Aku pun terjatuh dengan kepala yang membentur aspal. Helm yang aku gunakan rusak dan kelopak mataku mengucurkan darah. Dalam hitungan detik, banyak orang mulai berkerumun menyaksikan kecelakaan itu. Beberapa tukang ojek pangkalan pun dengan sigap membopong aku ke sebuah mobil bak terbuka. Aku dibawa ke rumah sakit dan didiagnosa menderita gegar otak ringan. Benturan itu mengakibatkan aku muntah dan merasakan pusing yang luar biasa.

Saat alis dan kelopak mataku sedang dijahit di ruang IGD, aku merasa kalut dan sedih membayangkan apa yang telah terjadi. Aku benar-benar merasa down, apalagi saat tahu bahwa dua gadis cilik yang aku tabrak ada di rumah sakit yang sama. Satu gadis cilik mendapatkan perawatan secukupnya dan diperbolehkan pulang karena lukanya cukup ringan, sedangkan gadis cilik lainnya masih berjuang hidup karena harus menjalani operasi di kepala.

Perasaan khawatir sekaligus bersalah sungguh memenuhi rongga dadaku, tapi aku memilih untuk bertanggung jawab atas keadaan mereka.

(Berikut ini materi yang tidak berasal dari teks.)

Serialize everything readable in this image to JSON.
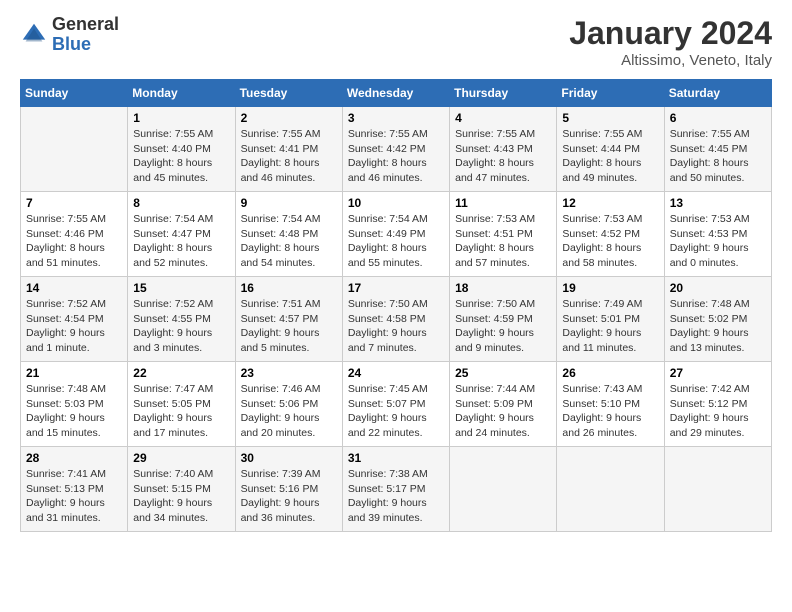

Namun, aku kembali dikejutkan dengan mahalnya biaya perawatan medis untuk si gadis kecil dan aku harus menanggungnya sendiri. Entah siapa yang salah dalam kasus ini, tapi lingkungan kita terbiasa menuntut pertanggungjawaban hanya pada si penabrak, bagaimanapun kejadiannya. Karena itu aku harus menguras semua dana di tabunganku dan mencari sisanya dalam bentuk pinjaman agar dapat melunasi biaya pengobatan tersebut.

Dengan semua yang telah kualami, aku tetap bersyukur si gadis cilik ini dapat selamat dan beraktivitas kembali seperti biasanya.

Walau begitu, untuk beberapa waktu lamanya aku mengalami trauma. Aku tidak berani menyentuh motorku terlebih mengendarainya. Ya, secara fisik aku sudah pulih, tapi secara mental aku kacau dan hancur. Aku perlu waktu untuk menata emosi dan perasaanku. Trauma ini begitu membekas. Entah kapan aku bisa pulih dari perasaan ini.

Hingga beberapa tahun kemudian aku diingatkan akan sosok Musa di Alkitab.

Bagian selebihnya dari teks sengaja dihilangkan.